In my considered view, the defence dated 20th June, 2007 and filed on 28th June, 2007 raises pertinent issues that cannot be said to embarrass, prejudice or otherwise delay a fair trial. Moreover, it is evident that the plaintiff’s position has been complicated by the fact that the suit property is encumbered by the charge registered against the title in favour of the National Bank of Kenya Limited and the debenture in favour of International Finance Corporation, a fact which was within the plaintiff’s knowledge, at the time of entering into the agreement of sale. The issue raised in the defence with regard to the failure to make the two financial institutions party to the sale agreement therefore becomes a moot point.
It is evident that the conduct of the defendant in the sale transaction was rather questionable, given the fact that defendant entered into the sale agreement and agreed to give vacant possession of the suit premises without involving the financial institutions. The plaintiff is however, also equally to blame for this omission having been aware of the banks’ interest. The attempt by the defendant to renegotiate the agreed consideration, also impacts negatively on the defendant’s good faith to the transaction.

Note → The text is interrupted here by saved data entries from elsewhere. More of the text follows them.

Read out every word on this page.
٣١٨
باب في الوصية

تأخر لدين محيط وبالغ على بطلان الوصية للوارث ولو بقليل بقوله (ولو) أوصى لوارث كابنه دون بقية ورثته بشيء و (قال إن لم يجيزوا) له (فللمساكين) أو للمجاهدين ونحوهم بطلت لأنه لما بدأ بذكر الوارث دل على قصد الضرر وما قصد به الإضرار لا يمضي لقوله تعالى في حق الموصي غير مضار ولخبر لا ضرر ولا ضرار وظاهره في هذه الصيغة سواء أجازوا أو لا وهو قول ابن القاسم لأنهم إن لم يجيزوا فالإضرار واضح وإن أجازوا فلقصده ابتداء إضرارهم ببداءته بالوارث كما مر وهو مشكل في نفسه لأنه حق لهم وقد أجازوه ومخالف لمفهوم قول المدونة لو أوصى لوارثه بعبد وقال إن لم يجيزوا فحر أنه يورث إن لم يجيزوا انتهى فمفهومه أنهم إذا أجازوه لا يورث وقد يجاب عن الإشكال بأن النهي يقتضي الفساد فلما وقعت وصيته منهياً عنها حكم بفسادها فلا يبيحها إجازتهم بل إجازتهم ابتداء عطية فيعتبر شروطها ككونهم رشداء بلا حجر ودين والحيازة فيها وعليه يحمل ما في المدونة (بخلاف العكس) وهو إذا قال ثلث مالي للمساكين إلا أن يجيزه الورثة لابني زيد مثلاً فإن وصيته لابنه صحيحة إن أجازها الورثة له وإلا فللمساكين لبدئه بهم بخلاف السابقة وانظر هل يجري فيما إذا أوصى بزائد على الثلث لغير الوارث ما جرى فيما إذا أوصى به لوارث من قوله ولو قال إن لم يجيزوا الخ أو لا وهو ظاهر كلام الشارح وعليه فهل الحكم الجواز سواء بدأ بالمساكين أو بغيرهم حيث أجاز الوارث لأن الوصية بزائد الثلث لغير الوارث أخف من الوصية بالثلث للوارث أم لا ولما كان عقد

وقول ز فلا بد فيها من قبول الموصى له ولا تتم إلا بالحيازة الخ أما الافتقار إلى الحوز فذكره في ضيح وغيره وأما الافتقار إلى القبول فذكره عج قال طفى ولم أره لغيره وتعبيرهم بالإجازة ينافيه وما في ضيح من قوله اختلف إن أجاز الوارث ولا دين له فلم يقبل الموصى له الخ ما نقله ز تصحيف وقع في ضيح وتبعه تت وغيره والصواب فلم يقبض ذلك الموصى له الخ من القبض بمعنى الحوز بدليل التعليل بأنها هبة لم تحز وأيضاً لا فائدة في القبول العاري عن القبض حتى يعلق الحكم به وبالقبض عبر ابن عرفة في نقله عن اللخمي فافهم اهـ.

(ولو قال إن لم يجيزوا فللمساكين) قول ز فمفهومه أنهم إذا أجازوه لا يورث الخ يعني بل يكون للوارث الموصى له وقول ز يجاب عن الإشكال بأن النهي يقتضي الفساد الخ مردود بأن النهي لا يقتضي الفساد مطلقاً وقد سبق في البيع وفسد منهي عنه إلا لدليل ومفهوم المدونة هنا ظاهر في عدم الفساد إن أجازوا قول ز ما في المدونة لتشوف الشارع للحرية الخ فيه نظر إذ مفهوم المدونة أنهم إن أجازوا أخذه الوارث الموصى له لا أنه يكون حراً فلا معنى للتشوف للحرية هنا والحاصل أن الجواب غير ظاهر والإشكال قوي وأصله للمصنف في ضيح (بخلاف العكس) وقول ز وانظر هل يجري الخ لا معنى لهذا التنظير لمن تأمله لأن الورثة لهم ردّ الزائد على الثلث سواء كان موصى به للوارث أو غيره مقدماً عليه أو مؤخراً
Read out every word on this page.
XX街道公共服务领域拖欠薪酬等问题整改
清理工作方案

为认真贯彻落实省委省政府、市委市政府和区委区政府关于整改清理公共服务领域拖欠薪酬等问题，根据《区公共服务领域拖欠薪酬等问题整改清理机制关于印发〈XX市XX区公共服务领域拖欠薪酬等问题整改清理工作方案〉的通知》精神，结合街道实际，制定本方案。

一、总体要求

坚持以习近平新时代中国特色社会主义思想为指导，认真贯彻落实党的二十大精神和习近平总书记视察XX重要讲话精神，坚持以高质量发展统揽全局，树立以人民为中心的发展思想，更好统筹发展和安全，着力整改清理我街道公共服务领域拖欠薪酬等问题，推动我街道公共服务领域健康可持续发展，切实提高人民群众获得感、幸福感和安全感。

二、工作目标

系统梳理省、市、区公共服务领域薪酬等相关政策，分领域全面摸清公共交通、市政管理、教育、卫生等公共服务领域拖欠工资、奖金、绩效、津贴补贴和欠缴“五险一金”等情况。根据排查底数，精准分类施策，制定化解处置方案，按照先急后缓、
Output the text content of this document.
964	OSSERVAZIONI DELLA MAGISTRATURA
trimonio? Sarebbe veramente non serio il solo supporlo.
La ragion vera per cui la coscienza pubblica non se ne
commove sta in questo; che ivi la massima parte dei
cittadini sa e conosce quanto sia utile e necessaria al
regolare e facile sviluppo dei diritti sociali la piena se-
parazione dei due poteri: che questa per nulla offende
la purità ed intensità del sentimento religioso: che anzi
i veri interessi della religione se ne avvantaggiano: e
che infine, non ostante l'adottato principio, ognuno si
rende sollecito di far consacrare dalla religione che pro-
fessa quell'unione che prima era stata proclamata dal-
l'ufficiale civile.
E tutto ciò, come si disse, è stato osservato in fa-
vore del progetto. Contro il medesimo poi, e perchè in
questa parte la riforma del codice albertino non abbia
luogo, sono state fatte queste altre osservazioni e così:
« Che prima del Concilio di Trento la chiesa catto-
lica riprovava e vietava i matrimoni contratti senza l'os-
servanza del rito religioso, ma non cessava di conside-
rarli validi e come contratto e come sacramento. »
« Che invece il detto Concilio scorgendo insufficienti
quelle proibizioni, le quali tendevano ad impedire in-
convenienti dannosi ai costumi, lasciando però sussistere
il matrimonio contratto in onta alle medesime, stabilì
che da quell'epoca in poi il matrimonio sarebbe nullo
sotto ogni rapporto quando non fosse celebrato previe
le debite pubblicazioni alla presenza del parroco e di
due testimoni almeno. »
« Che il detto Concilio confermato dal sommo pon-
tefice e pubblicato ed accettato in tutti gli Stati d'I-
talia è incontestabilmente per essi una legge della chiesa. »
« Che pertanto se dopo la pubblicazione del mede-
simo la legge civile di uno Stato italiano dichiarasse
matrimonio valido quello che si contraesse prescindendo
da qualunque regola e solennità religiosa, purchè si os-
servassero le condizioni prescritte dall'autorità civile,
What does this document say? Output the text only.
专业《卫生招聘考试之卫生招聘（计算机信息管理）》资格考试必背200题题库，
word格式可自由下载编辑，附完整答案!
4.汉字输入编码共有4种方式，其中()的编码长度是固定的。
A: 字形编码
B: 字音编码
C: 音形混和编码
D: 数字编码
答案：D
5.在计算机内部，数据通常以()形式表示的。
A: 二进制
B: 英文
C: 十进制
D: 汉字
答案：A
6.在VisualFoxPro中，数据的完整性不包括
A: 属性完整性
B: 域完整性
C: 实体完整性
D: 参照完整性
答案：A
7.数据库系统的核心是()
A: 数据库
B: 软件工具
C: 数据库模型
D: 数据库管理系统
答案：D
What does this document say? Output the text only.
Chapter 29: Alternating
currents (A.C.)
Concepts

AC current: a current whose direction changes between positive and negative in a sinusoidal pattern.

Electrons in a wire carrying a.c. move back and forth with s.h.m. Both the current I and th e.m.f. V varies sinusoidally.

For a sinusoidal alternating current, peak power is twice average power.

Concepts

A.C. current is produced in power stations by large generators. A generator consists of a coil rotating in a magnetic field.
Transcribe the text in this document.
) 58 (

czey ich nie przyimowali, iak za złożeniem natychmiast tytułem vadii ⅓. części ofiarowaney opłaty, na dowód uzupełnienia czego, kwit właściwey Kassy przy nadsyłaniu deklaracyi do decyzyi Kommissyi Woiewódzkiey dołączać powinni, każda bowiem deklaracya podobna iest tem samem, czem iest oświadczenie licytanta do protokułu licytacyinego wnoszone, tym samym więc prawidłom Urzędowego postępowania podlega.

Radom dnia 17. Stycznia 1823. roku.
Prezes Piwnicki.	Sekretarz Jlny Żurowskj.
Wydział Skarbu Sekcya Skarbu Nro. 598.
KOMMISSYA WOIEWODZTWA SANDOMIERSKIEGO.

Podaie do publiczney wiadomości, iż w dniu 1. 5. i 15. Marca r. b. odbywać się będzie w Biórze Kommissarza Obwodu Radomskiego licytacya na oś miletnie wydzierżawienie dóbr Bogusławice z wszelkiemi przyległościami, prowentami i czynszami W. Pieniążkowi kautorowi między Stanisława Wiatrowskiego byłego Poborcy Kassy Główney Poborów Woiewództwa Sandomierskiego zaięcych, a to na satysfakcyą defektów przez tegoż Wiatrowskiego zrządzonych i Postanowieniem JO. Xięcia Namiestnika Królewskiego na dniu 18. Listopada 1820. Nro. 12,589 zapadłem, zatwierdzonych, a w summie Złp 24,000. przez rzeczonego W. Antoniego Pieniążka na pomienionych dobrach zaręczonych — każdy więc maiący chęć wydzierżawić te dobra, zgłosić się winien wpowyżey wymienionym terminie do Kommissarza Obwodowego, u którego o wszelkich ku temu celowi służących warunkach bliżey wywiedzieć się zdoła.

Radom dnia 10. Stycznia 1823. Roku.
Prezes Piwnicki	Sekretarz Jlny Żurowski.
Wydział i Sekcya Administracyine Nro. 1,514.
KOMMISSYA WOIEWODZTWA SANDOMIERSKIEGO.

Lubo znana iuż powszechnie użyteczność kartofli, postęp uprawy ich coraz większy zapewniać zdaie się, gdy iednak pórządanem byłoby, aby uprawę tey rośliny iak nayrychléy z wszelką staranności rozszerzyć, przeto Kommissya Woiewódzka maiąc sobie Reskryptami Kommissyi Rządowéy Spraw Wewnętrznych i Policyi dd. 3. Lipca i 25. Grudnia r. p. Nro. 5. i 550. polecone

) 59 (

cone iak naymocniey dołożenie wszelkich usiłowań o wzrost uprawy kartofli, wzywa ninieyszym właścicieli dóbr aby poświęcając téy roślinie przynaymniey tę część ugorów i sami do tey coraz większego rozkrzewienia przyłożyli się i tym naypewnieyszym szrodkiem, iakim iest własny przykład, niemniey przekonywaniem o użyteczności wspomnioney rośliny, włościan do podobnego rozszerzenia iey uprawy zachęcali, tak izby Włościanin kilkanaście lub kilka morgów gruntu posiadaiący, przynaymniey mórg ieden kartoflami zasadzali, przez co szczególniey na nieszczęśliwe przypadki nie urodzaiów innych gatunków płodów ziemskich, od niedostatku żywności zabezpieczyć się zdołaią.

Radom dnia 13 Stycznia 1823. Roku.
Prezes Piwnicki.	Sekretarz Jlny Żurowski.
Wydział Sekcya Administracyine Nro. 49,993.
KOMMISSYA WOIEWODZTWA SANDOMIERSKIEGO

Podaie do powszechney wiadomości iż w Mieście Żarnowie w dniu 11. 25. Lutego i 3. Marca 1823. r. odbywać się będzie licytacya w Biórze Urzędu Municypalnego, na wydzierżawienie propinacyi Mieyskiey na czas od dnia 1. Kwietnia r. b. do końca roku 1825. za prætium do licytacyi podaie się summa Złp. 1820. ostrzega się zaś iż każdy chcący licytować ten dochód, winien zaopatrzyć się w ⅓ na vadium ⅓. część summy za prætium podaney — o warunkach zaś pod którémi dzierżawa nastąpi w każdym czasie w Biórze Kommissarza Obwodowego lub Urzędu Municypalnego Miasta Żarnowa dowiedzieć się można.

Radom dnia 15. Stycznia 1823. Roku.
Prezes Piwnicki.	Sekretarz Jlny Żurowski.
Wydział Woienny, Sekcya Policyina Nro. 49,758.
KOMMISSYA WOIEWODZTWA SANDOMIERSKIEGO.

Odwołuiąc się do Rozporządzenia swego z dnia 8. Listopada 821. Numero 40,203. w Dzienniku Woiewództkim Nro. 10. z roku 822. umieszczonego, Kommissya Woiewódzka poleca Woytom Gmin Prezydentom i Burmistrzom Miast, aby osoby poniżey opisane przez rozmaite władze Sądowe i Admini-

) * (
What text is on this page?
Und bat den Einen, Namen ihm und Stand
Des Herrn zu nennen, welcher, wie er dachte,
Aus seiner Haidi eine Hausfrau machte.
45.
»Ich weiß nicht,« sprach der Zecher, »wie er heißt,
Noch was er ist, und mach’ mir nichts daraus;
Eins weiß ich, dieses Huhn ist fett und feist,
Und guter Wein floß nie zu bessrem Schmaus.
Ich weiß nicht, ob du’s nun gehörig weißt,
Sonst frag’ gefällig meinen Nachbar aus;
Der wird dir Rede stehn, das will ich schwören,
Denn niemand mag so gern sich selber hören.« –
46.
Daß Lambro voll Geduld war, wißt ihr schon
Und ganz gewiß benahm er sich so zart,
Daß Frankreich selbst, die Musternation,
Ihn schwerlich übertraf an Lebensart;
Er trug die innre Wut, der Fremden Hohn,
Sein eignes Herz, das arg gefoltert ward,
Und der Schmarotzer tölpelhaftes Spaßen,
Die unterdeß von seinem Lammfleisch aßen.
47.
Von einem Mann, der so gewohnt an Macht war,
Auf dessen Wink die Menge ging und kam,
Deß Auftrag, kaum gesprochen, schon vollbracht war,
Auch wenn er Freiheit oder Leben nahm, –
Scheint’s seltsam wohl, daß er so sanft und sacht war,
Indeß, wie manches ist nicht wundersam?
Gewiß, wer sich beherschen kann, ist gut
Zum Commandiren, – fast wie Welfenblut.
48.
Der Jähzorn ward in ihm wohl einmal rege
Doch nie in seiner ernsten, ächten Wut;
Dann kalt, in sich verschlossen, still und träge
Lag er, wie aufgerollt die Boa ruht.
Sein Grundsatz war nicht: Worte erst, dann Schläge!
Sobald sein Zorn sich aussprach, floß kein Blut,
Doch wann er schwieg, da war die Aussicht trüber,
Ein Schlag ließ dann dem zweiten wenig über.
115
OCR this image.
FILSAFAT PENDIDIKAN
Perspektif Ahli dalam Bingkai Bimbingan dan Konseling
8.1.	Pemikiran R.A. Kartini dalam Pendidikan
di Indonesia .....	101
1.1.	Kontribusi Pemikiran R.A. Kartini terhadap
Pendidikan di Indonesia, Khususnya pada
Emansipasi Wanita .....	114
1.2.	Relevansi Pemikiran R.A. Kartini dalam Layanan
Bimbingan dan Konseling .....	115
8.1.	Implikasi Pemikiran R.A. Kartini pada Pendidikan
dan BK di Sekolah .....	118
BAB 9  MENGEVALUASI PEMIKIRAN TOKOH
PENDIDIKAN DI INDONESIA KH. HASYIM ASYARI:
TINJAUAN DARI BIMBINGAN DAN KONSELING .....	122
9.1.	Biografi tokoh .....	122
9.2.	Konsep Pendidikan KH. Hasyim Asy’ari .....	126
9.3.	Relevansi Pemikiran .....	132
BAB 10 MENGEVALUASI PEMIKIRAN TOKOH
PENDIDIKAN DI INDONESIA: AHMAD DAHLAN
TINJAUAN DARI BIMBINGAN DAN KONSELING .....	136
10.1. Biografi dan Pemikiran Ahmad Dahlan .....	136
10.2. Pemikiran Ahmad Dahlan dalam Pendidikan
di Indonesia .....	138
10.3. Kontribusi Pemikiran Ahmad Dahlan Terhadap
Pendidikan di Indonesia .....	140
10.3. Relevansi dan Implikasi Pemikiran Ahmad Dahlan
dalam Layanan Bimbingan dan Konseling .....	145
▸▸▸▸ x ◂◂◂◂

Nevertheless, I am satisfied that the defence filed is not a sham but raises pertinent bona fide issues as above demonstrated.
To borrow the words of Ringera, J. (as he then was) in Linet B. Oyier & 2 Others –vs- Savings & Loan (K) Limited (supra); “a pleading will be held to be one tending to prejudice or delay fair trial if it states matters which are immaterial and thus raise irrelevant issues which may involve expense, trouble and delay or if it does not state the claim or defence sufficiently and clearly.” The plaintiff has not convinced this court that the defence filed herein states matters which are immaterial or raise irrelevant issues which may involve trouble and delay. All the plaintiff has endeavoured to establish is the fact that the defence filed is not meritorious. That, however, is a conclusion that can only be arrived at by the trial judge after the full trial. Moreover, the defence cannot be said to be an abuse of the process of the court. It would not be fair nor just to shut out the defendant without giving them an opportunity to fully ventilate their defence. I come to the conclusion that this is not an appropriate case for striking out. Accordingly, I disallow the application and order that the suit shall proceed to full hearing. Costs of the application shall be in the cause. Orders accordingly.
Signed and delivered this 22nd day of January, 2008.